Zersiedelung der letzten Grünflächen bei gleichzeitiger Vernachlässigung der Siedlungskerne 

Tatsächlich sehen wir in den letzten Jahren eine nahezu konstante Einwohnerzahl in Duisburg-Huckingen trotz großflächiger Bebauung und Zuzug im sogenannten Angerbogen und im Niederfeld/Huckinger Kamp. D.h. im Umkehrschluss, dass in den alten Huckinger Kernbereichen die Einwohnerzahl sinkt und sich hier strukturelle Probleme entwickeln, die bisher unbeachtet bleiben. So wurden und werden die wenigen noch verbliebenden Grünflächen im Duisburger Süden zersiedelt, während die Ortskerne strukturelle Probleme entwickeln und Leerstand zeigen. Damit werden die falschen Prioritäten gesetzt.

Duisburger Baulandstrategie im krassen Widerspruch zu Düsseldorfer Bedarfsplanungen

Besonders beachtenswert ist in diesem Zusammenhang, dass ganz im Gegensatz zur Duisburger Baulandstrategie im Düsseldorfer Norden keine weiteren großen Flächen als Bauland ausgewiesen werden sollen.
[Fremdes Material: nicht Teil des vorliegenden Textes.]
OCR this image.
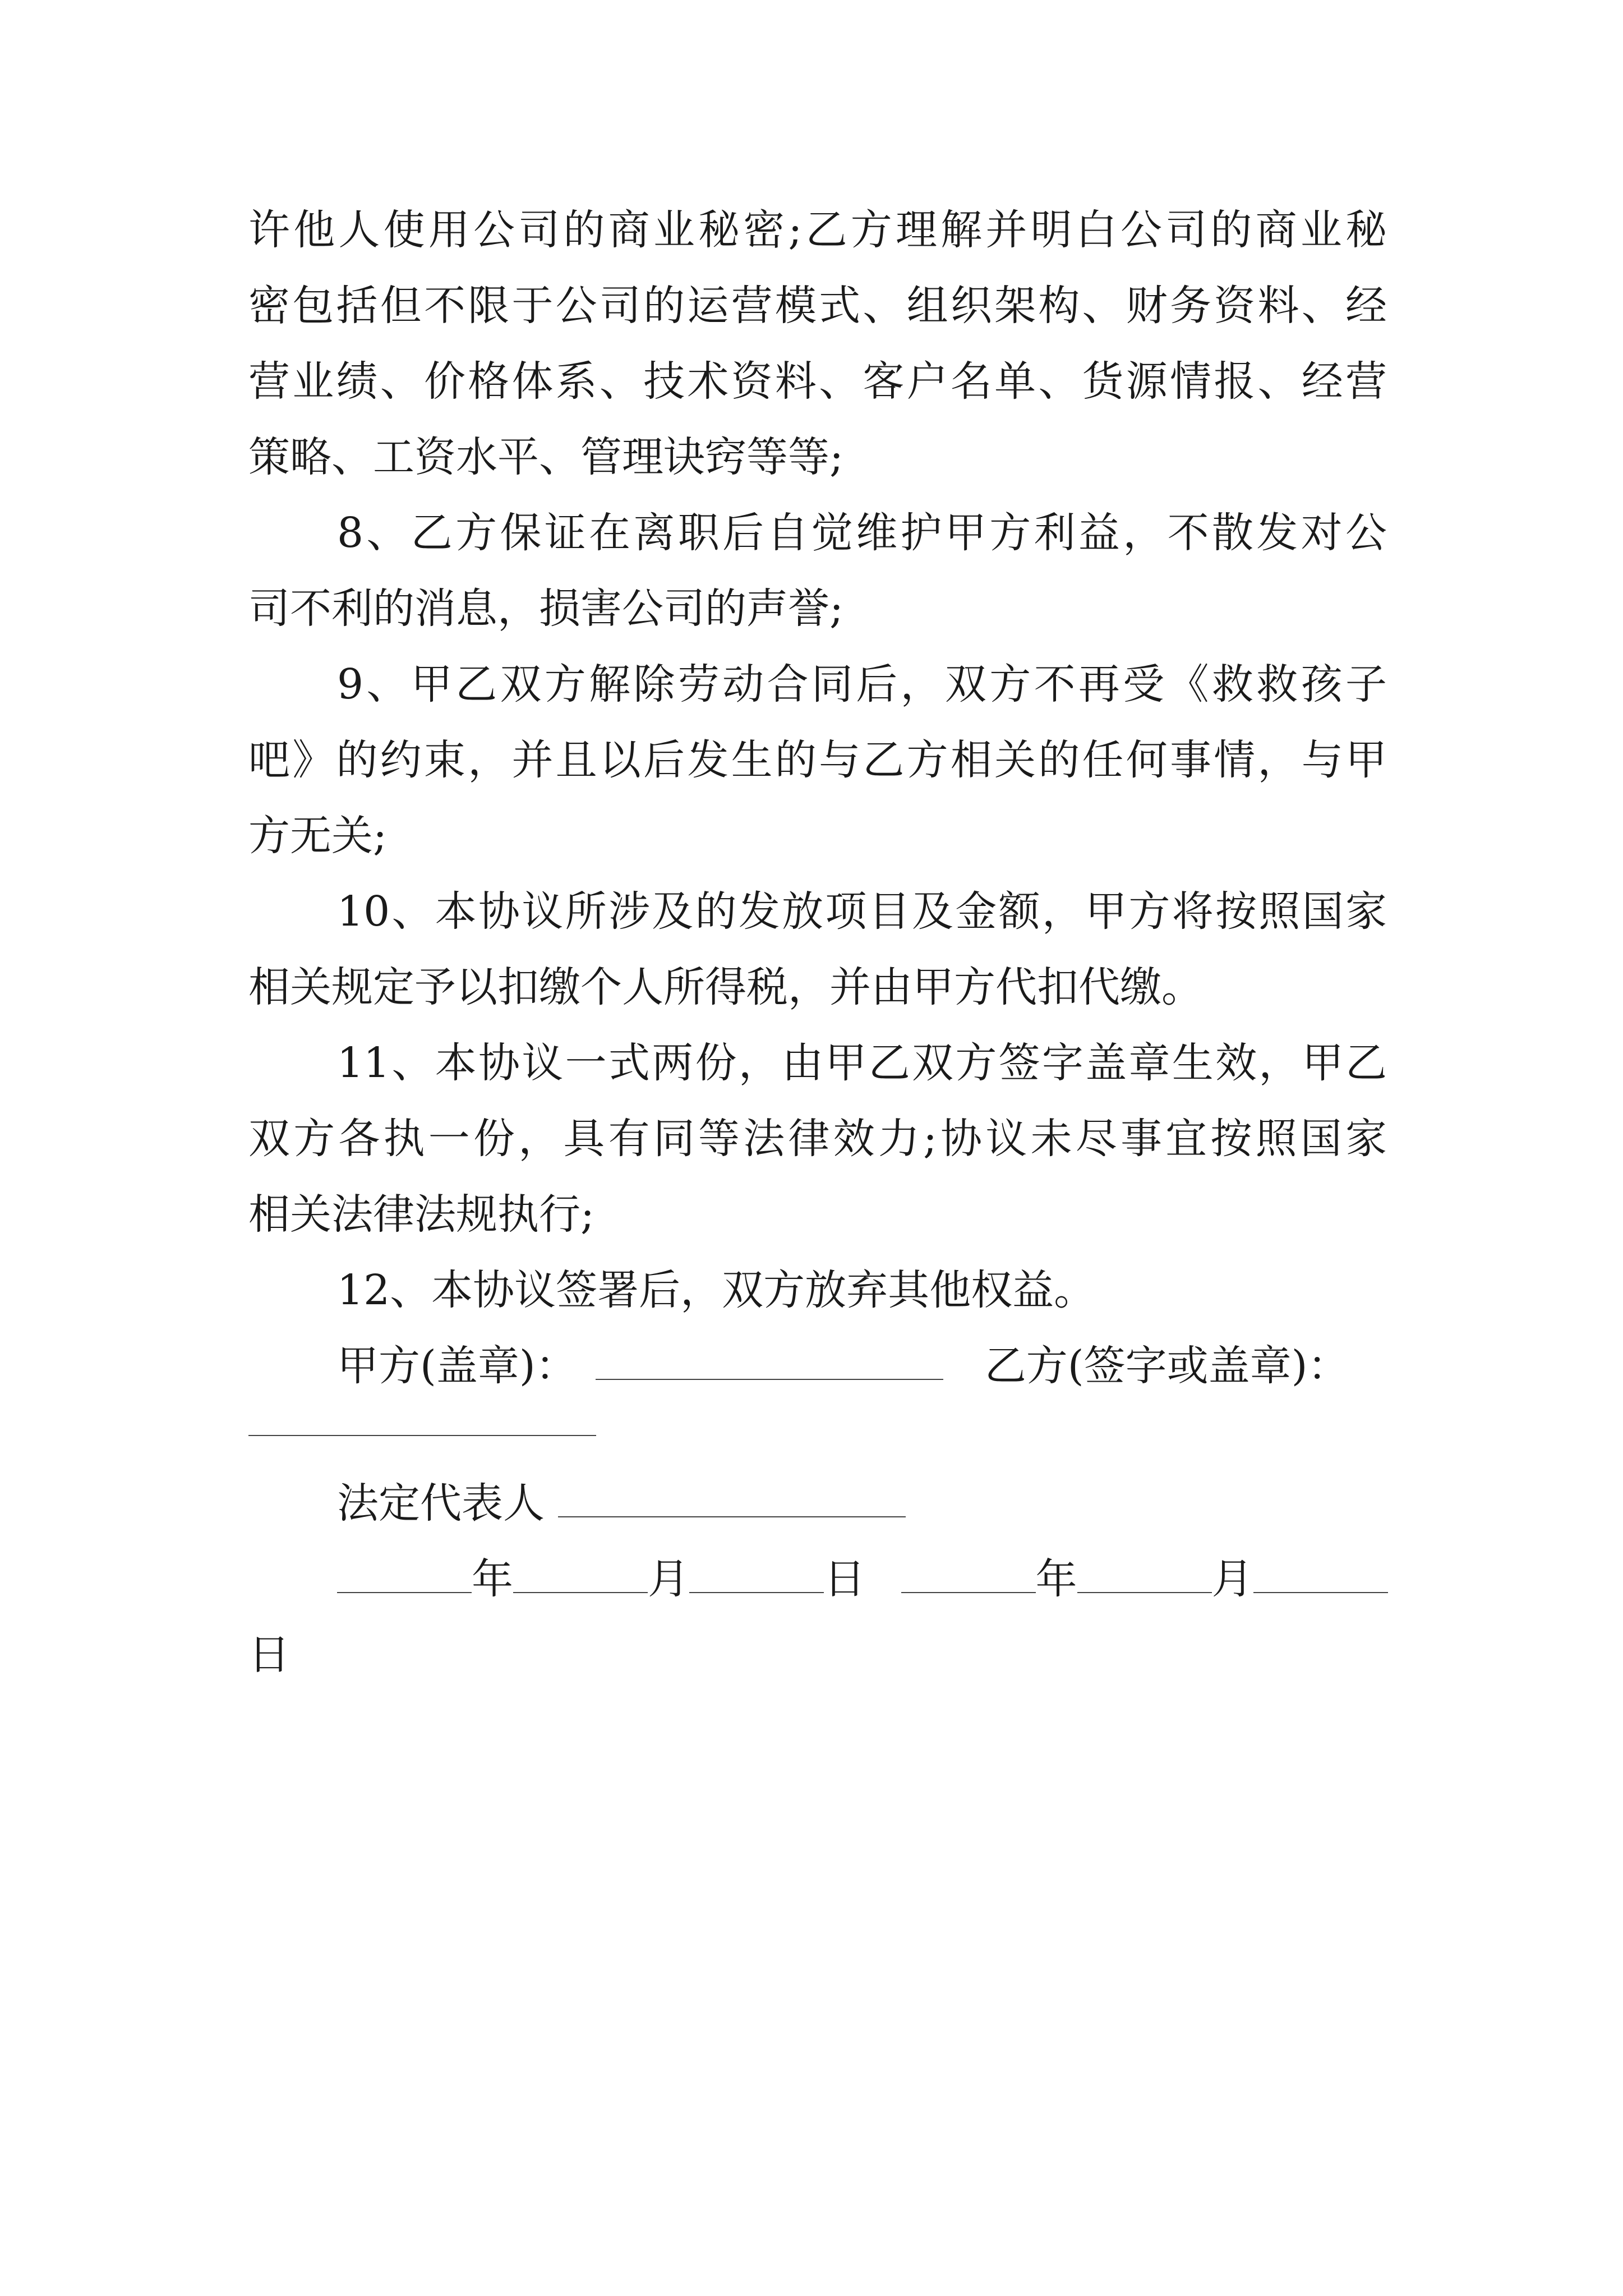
许他人使用公司的商业秘密;乙方理解并明白公司的商业秘
密包括但不限于公司的运营模式、组织架构、财务资料、经
营业绩、价格体系、技术资料、客户名单、货源情报、经营
策略、工资水平、管理诀窍等等;
8、乙方保证在离职后自觉维护甲方利益，不散发对公
司不利的消息，损害公司的声誉;
9、甲乙双方解除劳动合同后，双方不再受《救救孩子
吧》的约束，并且以后发生的与乙方相关的任何事情，与甲
方无关;
10、本协议所涉及的发放项目及金额，甲方将按照国家
相关规定予以扣缴个人所得税，并由甲方代扣代缴。
11、本协议一式两份，由甲乙双方签字盖章生效，甲乙
双方各执一份，具有同等法律效力;协议未尽事宜按照国家
相关法律法规执行;
12、本协议签署后，双方放弃其他权益。
甲方(盖章)：	乙方(签字或盖章)：
法定代表人
年	月	日	年	月
日
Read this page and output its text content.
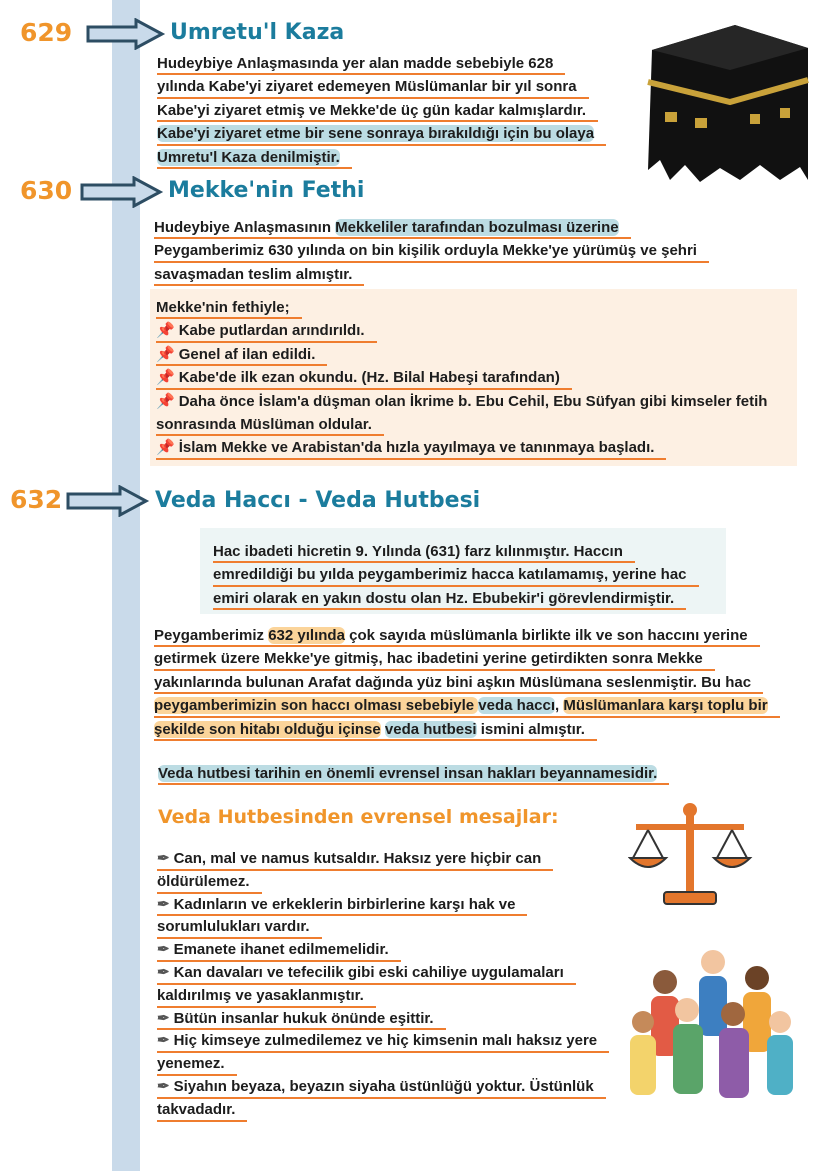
629	Umretu'l Kaza
Hudeybiye Anlaşmasında yer alan madde sebebiyle 628
yılında Kabe'yi ziyaret edemeyen Müslümanlar bir yıl sonra
Kabe'yi ziyaret etmiş ve Mekke'de üç gün kadar kalmışlardır.
Kabe'yi ziyaret etme bir sene sonraya bırakıldığı için bu olaya
Umretu'l Kaza denilmiştir.
630	Mekke'nin Fethi
Hudeybiye Anlaşmasının Mekkeliler tarafından bozulması üzerine
Peygamberimiz 630 yılında on bin kişilik orduyla Mekke'ye yürümüş ve şehri
savaşmadan teslim almıştır.
Mekke'nin fethiyle;
📌 Kabe putlardan arındırıldı.
📌 Genel af ilan edildi.
📌 Kabe'de ilk ezan okundu. (Hz. Bilal Habeşi tarafından)
📌 Daha önce İslam'a düşman olan İkrime b. Ebu Cehil, Ebu Süfyan gibi kimseler fetih
sonrasında Müslüman oldular.
📌 İslam Mekke ve Arabistan'da hızla yayılmaya ve tanınmaya başladı.
632	Veda Haccı - Veda Hutbesi
Hac ibadeti hicretin 9. Yılında (631) farz kılınmıştır. Haccın
emredildiği bu yılda peygamberimiz hacca katılamamış, yerine hac
emiri olarak en yakın dostu olan Hz. Ebubekir'i görevlendirmiştir.
Peygamberimiz 632 yılında çok sayıda müslümanla birlikte ilk ve son haccını yerine
getirmek üzere Mekke'ye gitmiş, hac ibadetini yerine getirdikten sonra Mekke
yakınlarında bulunan Arafat dağında yüz bini aşkın Müslümana seslenmiştir. Bu hac
peygamberimizin son haccı olması sebebiyle veda haccı, Müslümanlara karşı toplu bir
şekilde son hitabı olduğu içinse veda hutbesi ismini almıştır.
Veda hutbesi tarihin en önemli evrensel insan hakları beyannamesidir.
Veda Hutbesinden evrensel mesajlar:
✒ Can, mal ve namus kutsaldır. Haksız yere hiçbir can
öldürülemez.
✒ Kadınların ve erkeklerin birbirlerine karşı hak ve
sorumlulukları vardır.
✒ Emanete ihanet edilmemelidir.
✒ Kan davaları ve tefecilik gibi eski cahiliye uygulamaları
kaldırılmış ve yasaklanmıştır.
✒ Bütün insanlar hukuk önünde eşittir.
✒ Hiç kimseye zulmedilemez ve hiç kimsenin malı haksız yere
yenemez.
✒ Siyahın beyaza, beyazın siyaha üstünlüğü yoktur. Üstünlük
takvadadır.
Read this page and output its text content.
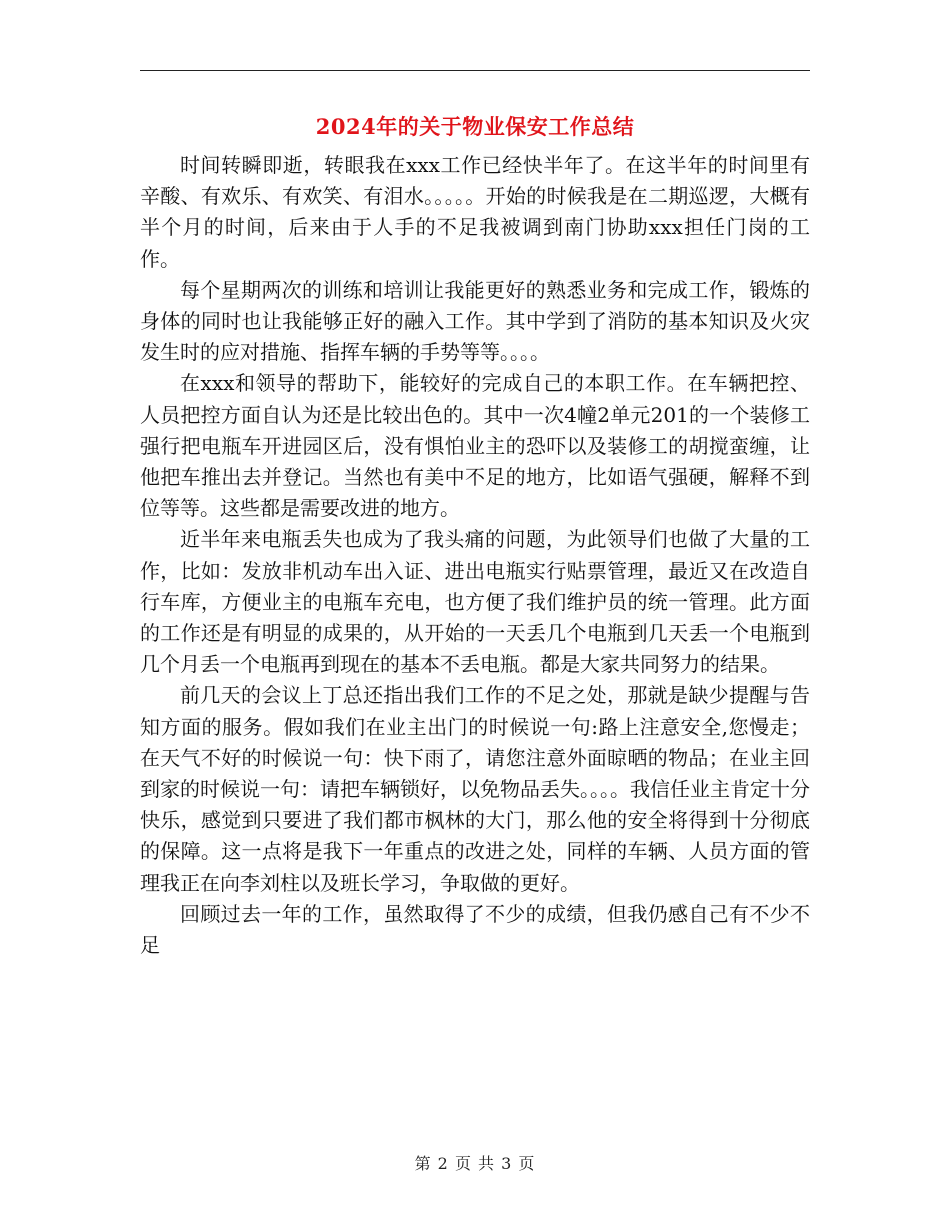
2024年的关于物业保安工作总结

时间转瞬即逝，转眼我在xxx工作已经快半年了。在这半年的时间里有辛酸、有欢乐、有欢笑、有泪水。。。。。开始的时候我是在二期巡逻，大概有半个月的时间，后来由于人手的不足我被调到南门协助xxx担任门岗的工作。

每个星期两次的训练和培训让我能更好的熟悉业务和完成工作，锻炼的身体的同时也让我能够正好的融入工作。其中学到了消防的基本知识及火灾发生时的应对措施、指挥车辆的手势等等。。。。

在xxx和领导的帮助下，能较好的完成自己的本职工作。在车辆把控、人员把控方面自认为还是比较出色的。其中一次4幢2单元201的一个装修工强行把电瓶车开进园区后，没有惧怕业主的恐吓以及装修工的胡搅蛮缠，让他把车推出去并登记。当然也有美中不足的地方，比如语气强硬，解释不到位等等。这些都是需要改进的地方。

近半年来电瓶丢失也成为了我头痛的问题，为此领导们也做了大量的工作，比如：发放非机动车出入证、进出电瓶实行贴票管理，最近又在改造自行车库，方便业主的电瓶车充电，也方便了我们维护员的统一管理。此方面的工作还是有明显的成果的，从开始的一天丢几个电瓶到几天丢一个电瓶到几个月丢一个电瓶再到现在的基本不丢电瓶。都是大家共同努力的结果。

前几天的会议上丁总还指出我们工作的不足之处，那就是缺少提醒与告知方面的服务。假如我们在业主出门的时候说一句:路上注意安全,您慢走；在天气不好的时候说一句：快下雨了，请您注意外面晾晒的物品；在业主回到家的时候说一句：请把车辆锁好，以免物品丢失。。。。我信任业主肯定十分快乐，感觉到只要进了我们都市枫林的大门，那么他的安全将得到十分彻底的保障。这一点将是我下一年重点的改进之处，同样的车辆、人员方面的管理我正在向李刘柱以及班长学习，争取做的更好。

回顾过去一年的工作，虽然取得了不少的成绩，但我仍感自己有不少不足

第 2 页 共 3 页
Im gesamten Düsseldorfer Norden (Stadtbezirk 05) sind aktuell in 2 Baugebieten insgesamt „nur“ 2,49 ha (Nettofläche), d.h. ca. 35 Grundstücke für Eigenheimbebauung vorgesehen. Die Strategie der Einwohnerzahlen-mäßig schrumpfenden Stadt Duisburg steht also mit Ihrer Strategie, allein im Bereich „Alter Angerbach“ / Dickacker 9,5 ha (Nettofläche) zu Bauland zu machen und viele weitere Flächen im Duisburger Süden auszuweisen, im krassen Gegensatz zur Strategie der prosperierenden Landeshauptstadt Düsseldorf. Diese wird zwar weiter auf über 600.000 Einwohner wachsen (siehe Demografiebericht Düsseldorf 2011, S. 41), trotzdem aber den Düsseldorfer Norden nicht weiter zersiedeln. Denn die Stadt Düsseldorf rechnet im Norden von 2010 bis 2025 mit einer negativen Bevölkerungsentwicklung von bis unter -4%, während die Gesamtstadt mit +3% wachsen soll (Demografiebericht Düsseldorf 2011, S. 50). Das 2009 beschlossene, noch immer gültige Düsseldorfer Stadtentwicklungskonzept 2020+ stellt auf S. 60 fest, dass es hinsichtlich Bauland im nördlichsten Stadtbezirk 05 eine erhebliche Überdeckung von 90% im Eigenheimsegment existiert. Entsprechend wurde seit dieser Erkenntnis nur sehr wenig zusätzliches Bauland im Düsseldorfer Norden ausgewiesen.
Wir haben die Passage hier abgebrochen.